Disclaimer: The below transcription is primarily rendered by AI, so errors may have occurred. The original audio file is available above.

(Just a heads up that when we talk about GLP-1s, Joel mentions a couple weight percentages and BMI numbers in the context of critically analyzing GLP-1 research. Also, there's one correction. Towards the end of the episode, Joel says DEC for the acronym of a drug, but he actually meant DES, which stands for Diethylstilbestrol, a synthetic form of estrogen.)

Christy Harrison: Joel, welcome to Rethinking Wellness. I'm so excited to talk with you today.

Joel Lexchin: I appreciate your asking me to be on your show. I think the message about drugs for people who have large bodies is a very timely topic and something that needs a lot of discussion.

Christy Harrison: Yeah, thank you. Well, I'm really looking forward to talking with you about that today. So I want to dive into all of that around the influence of pharmaceutical companies on research and medicine, and particularly as it relates to GLP-1 drug manufacturers, and how they've influenced the discourse and the demand for these drugs, and also how to think about that kind of influence without falling into the kinds of conspiracy theories about big pharma that are so prevalent in wellness culture and that can drive people to unproven alternatives and really harmful supplements and things like that.

But before we get into all that. I'd love to just hear a little bit about how you came to do the work you do or you did, and devoted a large part of your career to, which was studying how the pharmaceutical industry affects research outcomes and doctors' prescribing patterns.

Joel Lexchin: Sure. So this is actually something I've been doing for over 50 years now. Just a little bit of background. I'm a child of the 1960s student left movement, and when I started to think about a career in healthcare, my political activities shifted to healthcare topics. And one of those, even back then, was the influence of the pharmaceutical industry. And I've been working in that area ever since then. I wrote a book about the pharmaceutical industry in Canada in 1984, followed up with a couple of more books in the mid-2000s and teens, and I've been writing articles, reports for a long time. In addition to which, I also worked as an emergency physician for 40 years and taught at one of the local universities for 15 years.

Christy Harrison: How did your role as an emergency physician play into what you saw in terms of pharmaceutical industry influence?
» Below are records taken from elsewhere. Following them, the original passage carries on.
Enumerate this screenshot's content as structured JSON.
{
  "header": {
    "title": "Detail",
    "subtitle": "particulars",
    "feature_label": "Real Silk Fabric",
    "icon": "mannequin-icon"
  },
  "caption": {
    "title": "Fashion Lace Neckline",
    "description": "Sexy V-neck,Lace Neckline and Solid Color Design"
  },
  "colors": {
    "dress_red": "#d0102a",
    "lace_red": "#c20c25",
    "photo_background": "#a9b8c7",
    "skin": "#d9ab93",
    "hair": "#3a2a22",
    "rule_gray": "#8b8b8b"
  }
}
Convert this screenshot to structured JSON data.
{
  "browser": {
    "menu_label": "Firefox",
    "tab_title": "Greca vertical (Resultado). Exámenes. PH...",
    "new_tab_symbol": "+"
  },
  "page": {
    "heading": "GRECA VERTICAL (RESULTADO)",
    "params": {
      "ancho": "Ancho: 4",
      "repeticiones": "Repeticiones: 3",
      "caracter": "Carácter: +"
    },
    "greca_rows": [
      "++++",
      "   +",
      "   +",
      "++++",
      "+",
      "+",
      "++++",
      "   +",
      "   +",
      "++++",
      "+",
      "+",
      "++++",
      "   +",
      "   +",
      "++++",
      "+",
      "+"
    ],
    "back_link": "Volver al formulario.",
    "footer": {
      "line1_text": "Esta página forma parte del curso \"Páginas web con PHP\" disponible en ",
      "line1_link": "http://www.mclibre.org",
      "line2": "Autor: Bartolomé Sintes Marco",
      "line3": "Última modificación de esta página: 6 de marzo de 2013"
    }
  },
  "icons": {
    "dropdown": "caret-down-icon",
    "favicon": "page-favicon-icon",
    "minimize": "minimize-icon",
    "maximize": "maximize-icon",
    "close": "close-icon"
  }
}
Joel Lexchin: Well, the pharmaceutical industry did not send its representatives to the emergency department very often, if at all. That was simply because they couldn't be sure that they would get any facetime with us. The emergency department is unpredictable, and we could be talking to somebody and then have to rush off somewhere. So we didn't see them at that level for a number of years. They were sponsoring what were called citywide emergency medicine rounds. There would be a representative at these rounds, and usually they would be displaying either a product that they were trying to get doctors to prescribe, or they might be giving out free books to the people who were attending. And then there's also the presence of pharmaceutical companies at meetings that we have. So there would be a room with display tables for the industry.

But the industry also had an indirect and quite, I believe, profound influence on the way we prescribed, because the industry would often be the payer of the expenses associated with developing clinical practice guidelines. And there's certainly research out there that shows that when the industry is involved in those guidelines production, they tend to be biased in favor of drug therapy, especially the drug therapy that's made by the companies that are providing the resources to do the clinical practice guidelines. So the industry had some direct influence on what we did, but I would say that it had more indirect influence through things like paying for either clinical trials or clinical practice guidelines.

Christy Harrison: I'd love to dig into some of that and some of the problems with the pharmaceutical industry influence on those things and on medicine in general. What impact does pharmaceutical industry sponsorship have on research?

Joel Lexchin: Best way of looking at this is to think about an American bank robber in the 1930s. When he was finally caught, so the story goes, a reporter went up to him and said, "Willie, why do you rob banks?" And Willie said, "That's where the money is." So where is the money to conduct clinical trials, especially clinical trials, when you want to get a new drug on the market? And the money is with the pharmaceutical companies, and most of that money goes to clinical trials. The industry actually does very little basic research. I think it occupies about five percent of the money that is spent. Basic research is publicly funded in the US by the National Institutes of Health.

Christy Harrison: Can you just explain the difference between basic research and a clinical trial for anyone who doesn't know?

Joel Lexchin: Sure. Basic research is what's the receptor on this cell that we should direct a drug towards? What's the physiology behind a disease? So it's an understanding at a very basic level of how diseases work and how drugs work. Clinical research is we've got this molecule, and now we want to see if it's going to be effective. So first we'll try it out on animals. We'll also do what's called in vitro testing. So how long does it take to dissolve? What are the breakdown products? Things like that. And then the clinical research are the three phases of clinical trials involving increasing numbers of patients.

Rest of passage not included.